白球つれづれ2020~第46回・石井一久
楽天の秋季練習が16日、楽天生命パークでスタートした。今月の12日に「取締GM兼一軍監督」として発表された石井一久氏にとって新たな船出の日となる。
誰もが耳を疑った仰天人事だった。チームは前年の3位から再びBクラス転落もシーズン最終盤までは三木肇監督の留任が有力視されていた。3年契約であること。結果的に4位に終わったが、ペナントレースの中盤までは首位をうかがい主役に躍り出た経緯もある。
一昨年まで監督だった平石洋介氏(現ソフトバンクコーチ)が前年の最下位から3位までチームを建て直したのに実質上の解任で三木監督を後任に据えている。すべては石井GMが主導した長期的な戦略のはずが蓋を開けてみれば2年連続で短命の監督交代劇。しかも代わってその座に就くのがGM自身だから驚きの目で迎えられたのもうなずける。
全権監督の誕生だ。チーム編成に関する人事からトレード、外国人獲得など背広組として全軍を掌握するのがゼネラルマネジャー(GM)であり、その現場を指揮するのが監督。過去にもダイエー時代の根本陸夫氏が球団の専務取締兼務で監督を兼任。他にも阪神時代の星野仙一氏や原辰徳現巨人監督らが実質、編成権も持つ全権監督として手腕を発揮している。
だが、彼らが長年、現場に精通していたのとは対照的に、石井氏にとって現場の指揮は初めての上、コーチ経験すらない。

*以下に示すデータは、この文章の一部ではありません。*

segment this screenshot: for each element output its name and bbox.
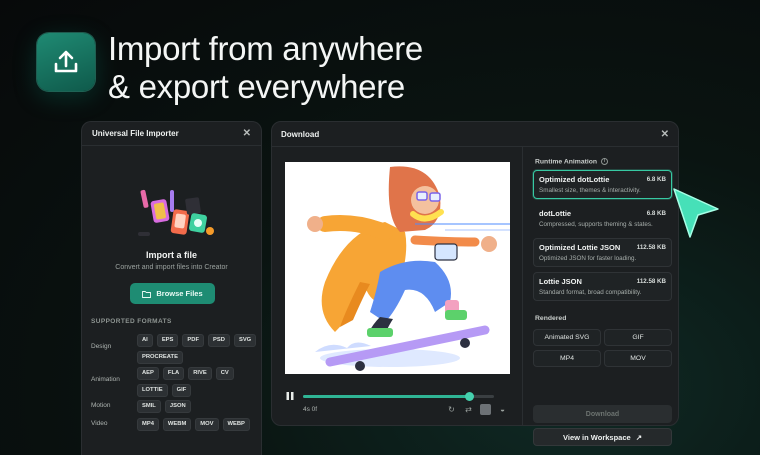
playback-scrubber[interactable]	[303, 392, 494, 401]
export-option-optimized-dotlottie[interactable]: Optimized dotLottie 6.8 KB Smallest size…	[533, 170, 672, 199]
browse-files-button[interactable]: Browse Files	[130, 283, 215, 304]
close-icon[interactable]: ✕	[243, 128, 251, 139]
rendered-mp4-button[interactable]: MP4	[533, 350, 601, 367]
playback-progress	[303, 395, 470, 398]
download-title: Download	[281, 129, 320, 139]
format-group-design: Design AI EPS PDF PSD SVG PROCREATE	[91, 334, 259, 364]
skateboarder-illustration	[307, 166, 510, 371]
view-in-workspace-label: View in Workspace	[563, 432, 631, 442]
format-chip: RIVE	[188, 367, 212, 380]
folder-icon	[142, 290, 152, 298]
format-chip: CV	[215, 367, 234, 380]
option-description: Optimized JSON for faster loading.	[539, 255, 637, 262]
import-title: Import a file	[145, 250, 197, 260]
format-chip: FLA	[162, 367, 185, 380]
pause-icon[interactable]	[285, 391, 295, 401]
loop-icon[interactable]: ⇄	[463, 404, 474, 415]
format-chip: PSD	[208, 334, 230, 347]
hero-title: Import from anywhere & export everywhere	[108, 30, 423, 106]
background-color-icon[interactable]	[480, 404, 491, 415]
runtime-animation-heading: Runtime Animation i	[535, 158, 608, 165]
format-group-label: Animation	[91, 376, 120, 383]
format-chip: PROCREATE	[137, 351, 183, 364]
format-group-label: Design	[91, 343, 112, 350]
format-group-animation: Animation AEP FLA RIVE CV LOTTIE GIF	[91, 367, 259, 397]
format-chip: AI	[137, 334, 153, 347]
format-chip: SMIL	[137, 400, 161, 413]
runtime-animation-label: Runtime Animation	[535, 158, 598, 166]
importer-title: Universal File Importer	[92, 129, 179, 138]
option-description: Smallest size, themes & interactivity.	[539, 187, 641, 194]
format-chip: AEP	[137, 367, 159, 380]
importer-header: Universal File Importer ✕	[82, 122, 261, 146]
option-description: Compressed, supports theming & states.	[539, 221, 653, 228]
download-panel: Download ✕ 4s 0f ↻ ⇄ ◒ Runtime Animation…	[271, 121, 679, 446]
format-group-label: Motion	[91, 402, 111, 409]
format-group-video: Video MP4 WEBM MOV WEBP	[91, 418, 259, 431]
format-chip: JSON	[164, 400, 191, 413]
format-chip: WEBP	[222, 418, 250, 431]
format-chip: MOV	[195, 418, 219, 431]
hero-title-line-2: & export everywhere	[108, 68, 405, 105]
export-option-dotlottie[interactable]: dotLottie 6.8 KB Compressed, supports th…	[533, 204, 672, 233]
external-link-icon: ↗	[635, 432, 642, 442]
cursor-arrow-icon	[673, 188, 719, 238]
download-header: Download ✕	[272, 122, 678, 147]
rendered-mov-button[interactable]: MOV	[604, 350, 672, 367]
animation-preview	[285, 162, 510, 374]
format-group-motion: Motion SMIL JSON	[91, 400, 259, 413]
playback-time: 4s 0f	[303, 406, 318, 413]
supported-formats-heading: SUPPORTED FORMATS	[91, 318, 172, 325]
rendered-animated-svg-button[interactable]: Animated SVG	[533, 329, 601, 346]
file-importer-panel: Universal File Importer ✕ Import a file …	[81, 121, 262, 455]
download-button[interactable]: Download	[533, 405, 672, 423]
format-chip: SVG	[233, 334, 257, 347]
export-option-lottie-json[interactable]: Lottie JSON 112.58 KB Standard format, b…	[533, 272, 672, 301]
reload-icon[interactable]: ↻	[446, 404, 457, 415]
export-option-optimized-lottie-json[interactable]: Optimized Lottie JSON 112.58 KB Optimize…	[533, 238, 672, 267]
format-chip: MP4	[137, 418, 159, 431]
format-chip: WEBM	[162, 418, 192, 431]
upload-icon	[37, 33, 95, 91]
import-subtitle: Convert and import files into Creator	[115, 264, 228, 271]
option-description: Standard format, broad compatibility.	[539, 289, 642, 296]
import-illustration	[138, 189, 214, 236]
option-size: 6.8 KB	[646, 176, 666, 183]
option-size: 112.58 KB	[636, 244, 666, 251]
scrubber-handle[interactable]	[464, 392, 474, 401]
view-in-workspace-button[interactable]: View in Workspace ↗	[533, 428, 672, 446]
info-icon[interactable]: i	[600, 158, 608, 165]
close-icon[interactable]: ✕	[661, 129, 669, 140]
format-chip: LOTTIE	[137, 384, 168, 397]
theme-icon[interactable]: ◒	[497, 404, 508, 415]
rendered-gif-button[interactable]: GIF	[604, 329, 672, 346]
export-options: Runtime Animation i Optimized dotLottie …	[522, 147, 679, 446]
rendered-heading: Rendered	[535, 315, 567, 322]
option-size: 112.58 KB	[636, 278, 666, 285]
option-size: 6.8 KB	[646, 210, 666, 217]
browse-files-label: Browse Files	[156, 289, 203, 298]
format-chip: EPS	[156, 334, 179, 347]
hero-title-line-1: Import from anywhere	[108, 30, 423, 67]
format-group-label: Video	[91, 420, 108, 427]
format-chip: PDF	[182, 334, 205, 347]
format-chip: GIF	[171, 384, 192, 397]
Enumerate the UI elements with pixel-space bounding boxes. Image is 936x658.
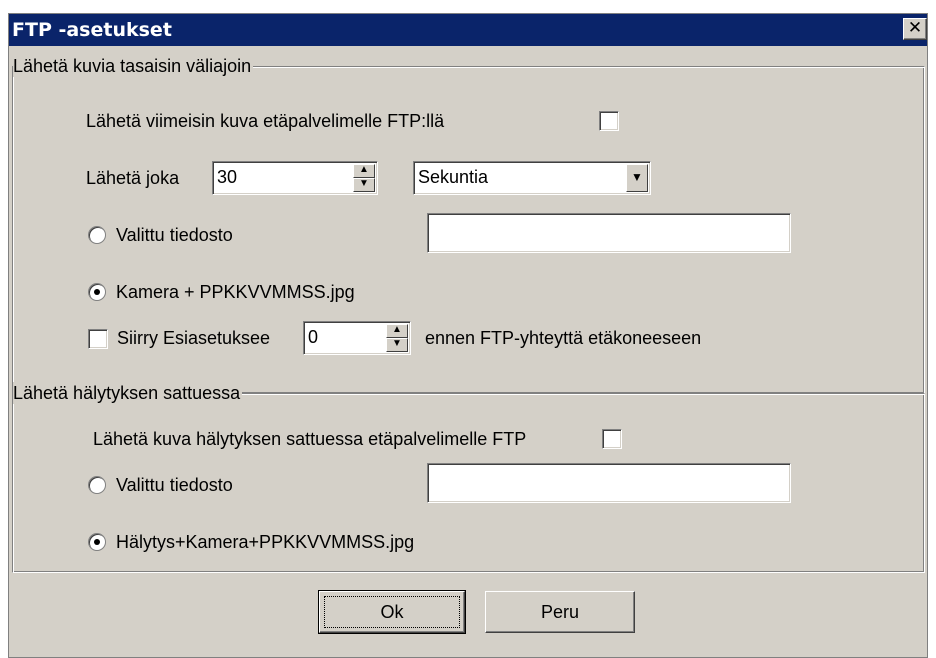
alarm-group: Lähetä hälytyksen sattuessa Lähetä kuva … bbox=[12, 382, 925, 573]
spin-up-icon: ▲ bbox=[392, 324, 402, 335]
close-icon: ✕ bbox=[907, 18, 923, 38]
send-on-alarm-checkbox[interactable] bbox=[602, 429, 622, 449]
unit-selected-value: Sekuntia bbox=[418, 167, 489, 187]
camera-filename-label: Kamera + PPKKVVMMSS.jpg bbox=[116, 282, 355, 302]
interval-spin-up-button[interactable]: ▲ bbox=[353, 164, 375, 178]
send-latest-label: Lähetä viimeisin kuva etäpalvelimelle FT… bbox=[86, 111, 445, 131]
preset-checkbox[interactable] bbox=[88, 329, 108, 349]
preset-checkbox-label: Siirry Esiasetuksee bbox=[117, 328, 271, 348]
dialog-title: FTP -asetukset bbox=[12, 19, 172, 41]
alarm-filename-label: Hälytys+Kamera+PPKKVVMMSS.jpg bbox=[116, 532, 415, 552]
alarm-selected-file-radio[interactable] bbox=[88, 476, 106, 494]
unit-dropdown[interactable]: Sekuntia ▼ bbox=[413, 161, 651, 195]
send-every-label: Lähetä joka bbox=[86, 168, 180, 188]
cancel-button-label: Peru bbox=[540, 602, 580, 622]
preset-value: 0 bbox=[308, 327, 319, 347]
cancel-button[interactable]: Peru bbox=[485, 591, 635, 633]
send-on-alarm-label: Lähetä kuva hälytyksen sattuessa etäpalv… bbox=[93, 429, 527, 449]
interval-group-title: Lähetä kuvia tasaisin väliajoin bbox=[13, 55, 254, 77]
preset-spinner[interactable]: 0 ▲ ▼ bbox=[303, 321, 411, 355]
preset-suffix-label: ennen FTP-yhteyttä etäkoneeseen bbox=[425, 328, 702, 348]
close-button[interactable]: ✕ bbox=[903, 18, 927, 40]
preset-spin-buttons: ▲ ▼ bbox=[386, 324, 408, 352]
ok-button-label: Ok bbox=[380, 602, 404, 622]
interval-spinner[interactable]: 30 ▲ ▼ bbox=[212, 161, 378, 195]
unit-dropdown-arrow[interactable]: ▼ bbox=[626, 164, 648, 192]
radio-selected-dot bbox=[94, 289, 100, 295]
alarm-group-title: Lähetä hälytyksen sattuessa bbox=[13, 382, 243, 404]
spin-down-icon: ▼ bbox=[359, 178, 369, 189]
spin-down-icon: ▼ bbox=[392, 338, 402, 349]
preset-spin-down-button[interactable]: ▼ bbox=[386, 338, 408, 352]
selected-file-label: Valittu tiedosto bbox=[116, 225, 233, 245]
selected-file-radio[interactable] bbox=[88, 226, 106, 244]
preset-spin-up-button[interactable]: ▲ bbox=[386, 324, 408, 338]
ok-button[interactable]: Ok bbox=[318, 590, 466, 634]
alarm-selected-file-input[interactable] bbox=[427, 463, 791, 503]
ftp-settings-dialog: FTP -asetukset ✕ Lähetä kuvia tasaisin v… bbox=[8, 13, 928, 658]
chevron-down-icon: ▼ bbox=[631, 170, 643, 184]
interval-group: Lähetä kuvia tasaisin väliajoin Lähetä v… bbox=[12, 55, 925, 394]
interval-spin-down-button[interactable]: ▼ bbox=[353, 178, 375, 192]
send-latest-checkbox[interactable] bbox=[599, 111, 619, 131]
radio-selected-dot bbox=[94, 539, 100, 545]
spin-up-icon: ▲ bbox=[359, 164, 369, 175]
alarm-selected-file-label: Valittu tiedosto bbox=[116, 475, 233, 495]
interval-value: 30 bbox=[217, 167, 238, 187]
camera-filename-radio[interactable] bbox=[88, 283, 106, 301]
alarm-filename-radio[interactable] bbox=[88, 533, 106, 551]
interval-spin-buttons: ▲ ▼ bbox=[353, 164, 375, 192]
selected-file-input[interactable] bbox=[427, 213, 791, 253]
title-bar: FTP -asetukset bbox=[9, 14, 927, 46]
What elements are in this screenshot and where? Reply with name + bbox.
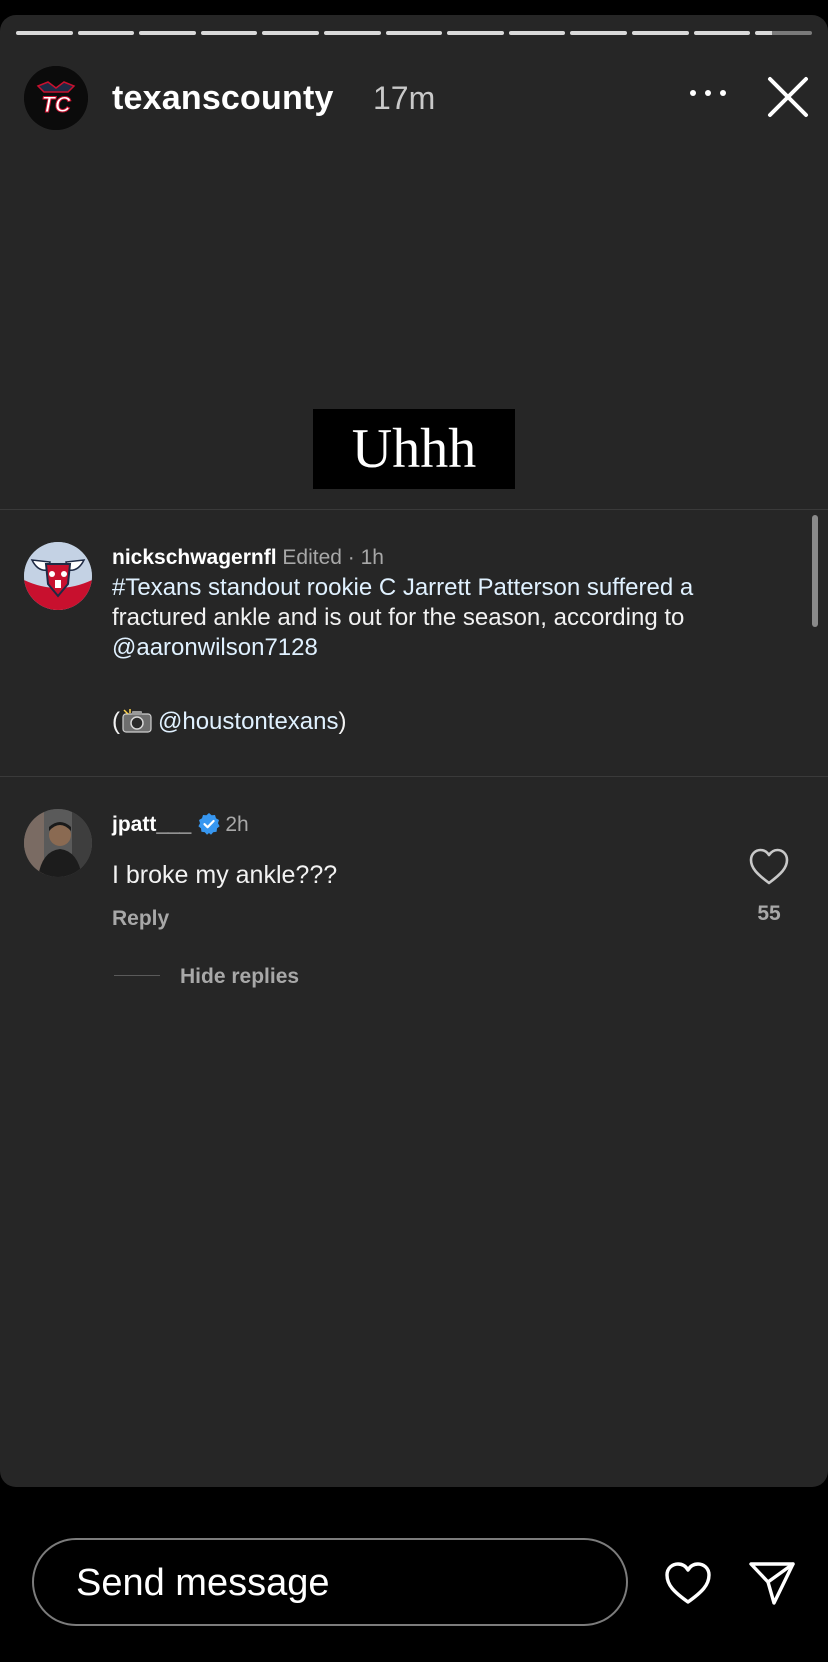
share-button[interactable] <box>748 1560 796 1606</box>
divider <box>0 776 828 777</box>
story-header: TC texanscounty 17m <box>0 49 828 130</box>
paper-plane-icon <box>749 1562 795 1605</box>
comment-text: I broke my ankle??? <box>112 861 338 889</box>
post-photo-credit: ( @houstontexans) <box>112 708 346 736</box>
post-meta: Edited · 1h <box>282 546 384 569</box>
replies-divider-line <box>114 975 160 976</box>
scrollbar[interactable] <box>812 515 818 627</box>
credit-open-paren: ( <box>112 708 120 735</box>
comment-like-count: 55 <box>757 902 781 925</box>
person-photo-icon <box>24 809 92 877</box>
more-dot-icon <box>705 90 711 96</box>
comment-author-avatar[interactable] <box>24 809 92 877</box>
progress-segment <box>508 31 566 35</box>
comment-author: jpatt___ 2h <box>112 812 249 837</box>
story-progress-bar <box>16 31 812 35</box>
progress-segment <box>262 31 320 35</box>
progress-segment <box>632 31 689 35</box>
progress-segment <box>447 31 504 35</box>
close-icon <box>768 77 808 117</box>
account-username[interactable]: texanscounty <box>112 79 334 118</box>
progress-segment <box>77 31 135 35</box>
hashtag-texans[interactable]: #Texans standout rookie C Jarrett Patter… <box>112 574 693 601</box>
comment-like-button[interactable] <box>749 848 789 886</box>
progress-segment <box>324 31 381 35</box>
more-dot-icon <box>720 90 726 96</box>
heart-outline-icon <box>665 1562 711 1604</box>
svg-text:TC: TC <box>41 92 71 117</box>
progress-segment <box>139 31 196 35</box>
post-line: #Texans standout rookie C Jarrett Patter… <box>112 573 802 603</box>
progress-segment <box>570 31 628 35</box>
progress-segment-current <box>755 31 812 35</box>
divider <box>0 509 828 510</box>
mention-aaronwilson[interactable]: @aaronwilson7128 <box>112 633 802 663</box>
heart-outline-icon <box>749 848 789 885</box>
hide-replies-button[interactable]: Hide replies <box>180 965 299 989</box>
post-author[interactable]: nickschwagernfl Edited · 1h <box>112 546 384 570</box>
reply-button[interactable]: Reply <box>112 907 169 931</box>
comment-username[interactable]: jpatt___ <box>112 813 191 836</box>
story-text-sticker: Uhhh <box>313 409 515 489</box>
post-line: fractured ankle and is out for the seaso… <box>112 604 685 631</box>
progress-segment <box>200 31 258 35</box>
texans-county-logo-icon: TC <box>24 66 88 130</box>
like-story-button[interactable] <box>664 1561 712 1605</box>
longhorn-bull-icon <box>24 542 92 610</box>
post-author-avatar[interactable] <box>24 542 92 610</box>
story-timestamp: 17m <box>373 80 436 116</box>
comment-timestamp: 2h <box>225 813 249 836</box>
credit-close-paren: ) <box>338 708 347 735</box>
mention-houstontexans[interactable]: @houstontexans <box>158 708 338 735</box>
verified-badge-icon <box>198 813 220 835</box>
send-message-input[interactable]: Send message <box>32 1538 628 1626</box>
progress-segment <box>16 31 73 35</box>
post-body: #Texans standout rookie C Jarrett Patter… <box>112 573 802 663</box>
close-button[interactable] <box>766 75 810 119</box>
progress-segment <box>385 31 443 35</box>
account-avatar[interactable]: TC <box>24 66 88 130</box>
more-options-button[interactable] <box>690 81 726 105</box>
progress-segment <box>693 31 751 35</box>
camera-flash-icon <box>122 709 152 733</box>
story-card[interactable]: TC texanscounty 17m Uhhh nickschwagernfl… <box>0 15 828 1487</box>
send-message-placeholder: Send message <box>76 1562 330 1604</box>
more-dot-icon <box>690 90 696 96</box>
post-author-username[interactable]: nickschwagernfl <box>112 546 277 569</box>
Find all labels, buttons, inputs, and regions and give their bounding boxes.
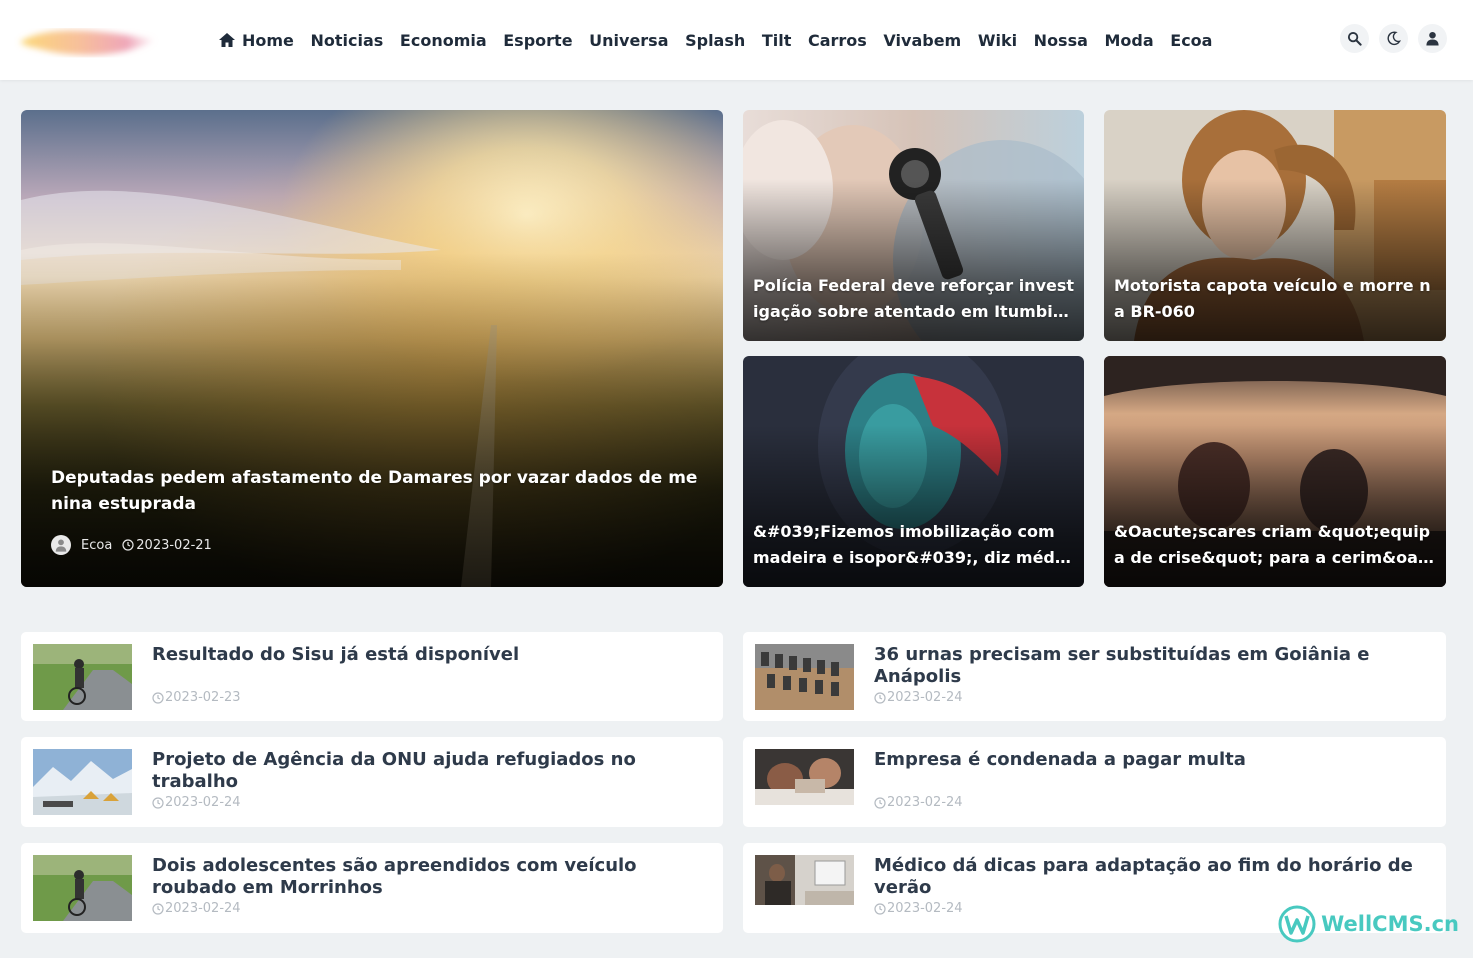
user-button[interactable] [1418, 24, 1447, 53]
nav-moda[interactable]: Moda [1096, 31, 1162, 50]
clock-icon [122, 539, 134, 551]
nav-vivabem[interactable]: Vivabem [875, 31, 969, 50]
news-card-2[interactable]: Motorista capota veículo e morre na BR-0… [1104, 110, 1446, 341]
list-thumb[interactable] [33, 749, 132, 815]
author-avatar[interactable] [51, 535, 71, 555]
news-card-1[interactable]: Polícia Federal deve reforçar investigaç… [743, 110, 1084, 341]
card-title-2[interactable]: Motorista capota veículo e morre na BR-0… [1114, 273, 1436, 325]
nav-noticias[interactable]: Noticias [302, 31, 391, 50]
watermark: WellCMS.cn [1277, 904, 1459, 944]
search-icon [1347, 31, 1362, 46]
nav-universa[interactable]: Universa [581, 31, 677, 50]
dark-mode-button[interactable] [1379, 24, 1408, 53]
main-nav: Home Noticias Economia Esporte Universa … [216, 0, 1221, 80]
search-button[interactable] [1340, 24, 1369, 53]
list-thumb[interactable] [755, 749, 854, 815]
list-date-wrap: 2023-02-24 [874, 795, 963, 810]
user-icon [55, 539, 67, 552]
list-title[interactable]: Empresa é condenada a pagar multa [874, 749, 1428, 771]
card-title-3[interactable]: &#039;Fizemos imobilização com madeira e… [753, 519, 1074, 571]
list-date: 2023-02-24 [887, 795, 963, 810]
list-title[interactable]: Resultado do Sisu já está disponível [152, 644, 705, 666]
site-logo[interactable] [14, 20, 164, 64]
list-date: 2023-02-23 [165, 690, 241, 705]
nav-nossa[interactable]: Nossa [1025, 31, 1096, 50]
news-card-4[interactable]: &Oacute;scares criam &quot;equipa de cri… [1104, 356, 1446, 587]
user-icon [1426, 31, 1439, 46]
list-thumb[interactable] [755, 855, 854, 921]
news-card-3[interactable]: &#039;Fizemos imobilização com madeira e… [743, 356, 1084, 587]
list-date-wrap: 2023-02-24 [874, 901, 963, 916]
nav-carros[interactable]: Carros [800, 31, 875, 50]
list-date: 2023-02-24 [165, 795, 241, 810]
clock-icon [152, 691, 164, 704]
card-title-4[interactable]: &Oacute;scares criam &quot;equipa de cri… [1114, 519, 1436, 571]
nav-economia[interactable]: Economia [392, 31, 495, 50]
clock-icon [874, 691, 886, 704]
list-item[interactable]: 36 urnas precisam ser substituídas em Go… [743, 632, 1446, 721]
wellcms-logo-icon [1278, 905, 1316, 943]
list-date-wrap: 2023-02-24 [152, 901, 241, 916]
list-title[interactable]: Dois adolescentes são apreendidos com ve… [152, 855, 705, 899]
nav-wiki[interactable]: Wiki [970, 31, 1026, 50]
watermark-text: WellCMS.cn [1321, 912, 1459, 936]
list-title[interactable]: Médico dá dicas para adaptação ao fim do… [874, 855, 1428, 899]
list-date-wrap: 2023-02-24 [152, 795, 241, 810]
list-thumb[interactable] [33, 644, 132, 710]
nav-tilt[interactable]: Tilt [754, 31, 800, 50]
home-icon [219, 33, 235, 47]
clock-icon [874, 796, 886, 809]
list-date: 2023-02-24 [887, 690, 963, 705]
card-title-1[interactable]: Polícia Federal deve reforçar investigaç… [753, 273, 1074, 325]
moon-icon [1387, 31, 1401, 46]
hero-card[interactable]: Deputadas pedem afastamento de Damares p… [21, 110, 723, 587]
hero-meta: Ecoa 2023-02-21 [51, 535, 212, 555]
list-item[interactable]: Projeto de Agência da ONU ajuda refugiad… [21, 737, 723, 827]
list-item[interactable]: Resultado do Sisu já está disponível 202… [21, 632, 723, 721]
list-item[interactable]: Empresa é condenada a pagar multa 2023-0… [743, 737, 1446, 827]
hero-date-wrap: 2023-02-21 [122, 538, 212, 553]
list-date: 2023-02-24 [887, 901, 963, 916]
list-item[interactable]: Dois adolescentes são apreendidos com ve… [21, 843, 723, 933]
clock-icon [152, 796, 164, 809]
site-header: Home Noticias Economia Esporte Universa … [0, 0, 1473, 80]
hero-title[interactable]: Deputadas pedem afastamento de Damares p… [51, 465, 699, 517]
hero-author[interactable]: Ecoa [81, 538, 112, 553]
header-actions [1340, 24, 1447, 53]
list-date-wrap: 2023-02-23 [152, 690, 241, 705]
list-date-wrap: 2023-02-24 [874, 690, 963, 705]
nav-home[interactable]: Home [216, 31, 302, 50]
list-title[interactable]: Projeto de Agência da ONU ajuda refugiad… [152, 749, 705, 793]
hero-date: 2023-02-21 [136, 537, 212, 553]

それでもGM兼監督を要請した立花陽三球団社長は「ずっと我々のチームを見てきて選手をよく知っている」「短期的にも中長期的にもチームを強くするには、彼の力が必要になってくる」と抜擢の事情を説明した。当然、全権監督は重い十字架を背負うことになる。
辣腕GMに対する期待と戸惑いと
「吉本つながりだから、しょうがないよ」。昨年、西武のある幹部が吐き捨てたことがある。浅村栄斗選手のFAによる楽天移籍が決まった直後だった。吉本とは石井監督や浅村がマネジメント契約を結ぶ吉本興業のこと。球団間だけでなく石井GMは幅広い人脈を駆使して辣腕を振るってきた。
浅村だけでなく岸孝之投手やロッテから移籍の涌井秀章投手も元西武組。首脳陣にも笘篠誠治、奈良原浩、石井貴、金森栄治各コーチらの元西武組がズラリ、石井GMもOBであるところからファンの間から「楽天ライオンズ」と揶揄する声もある。今季はシーズン途中に巨人との間で高梨雄平投手とZ・ウィーラー選手を放出して高田萌生、池田駿投手を獲得し、将来に目を向けた補強も行っている。
一方で、相次ぐ大物選手の獲得は新たな副作用を起こしているのも事実だ。三木前監督が掲げたバントや盗塁を絡めた緻密な野球は消化不良のままで終え、32試合の逆転負けはリーグワーストを記録。中でも致命傷となったのが抑え投手陣の不安定さだった。前年のストッパーである松井裕樹に代わる抑え役として、森原康平投手に期待したがシーズン途中で離脱、J・シャギワ、A・ブセニッツらの外国人投手も期待に応えられなかった。
この辺りはチーム編成を預かる石井GMの責任でもある。さらに「多国籍軍団」を推進するあまりに地元東北ファンの戸惑いも隠せない。もちろん則本昴大投手や松井ら生え抜き選手がもっと活躍していればそんな声も吹き飛んでいただろう。だが寄せ集め集団が、どんな野球を目指すのかが見えて来なければ、1年ごとの改革に納得はできない。
GM兼任監督の覚悟
今回の石井全権監督誕生の影に三木谷浩史オーナーの意向は見えて来ない。だが、この球団の大きな決定事項が同オーナー抜きで行われるとも思えない。奇しくも楽天がスポンサーを務めるサッカーのヴィッセル神戸でも成績不振を理由に監督が交代、GMである三浦淳宏氏が同様の全権監督に就いた。野球とサッカーで同時に代表職を務めるのが立花社長であれば、これが「三木谷方式」と言うべきか。
強大な権力を握った石井全権監督だが、それは厳しい現実も意味する。何せ、目指す野球の方向性の違いや結果主義で平石、三木監督を1年で交代させたのも石井GMだからだ。
「より強いチームを作るのが使命。何を言われようがブレずに邁進したい」。
日頃はひょうきんな指揮官が固い表情で就任会見を結んだ。チーム創設16年で3年以上の長期監督は野村克也と星野仙一両氏だけ、1年ほどの短命で終わった監督は5人に上る。優勝できなければ即交代では在野の監督候補者も二の足を踏むだろう。そろそろ、地に足をつけた本格政権を熱望するのは東北のファンばかりではない。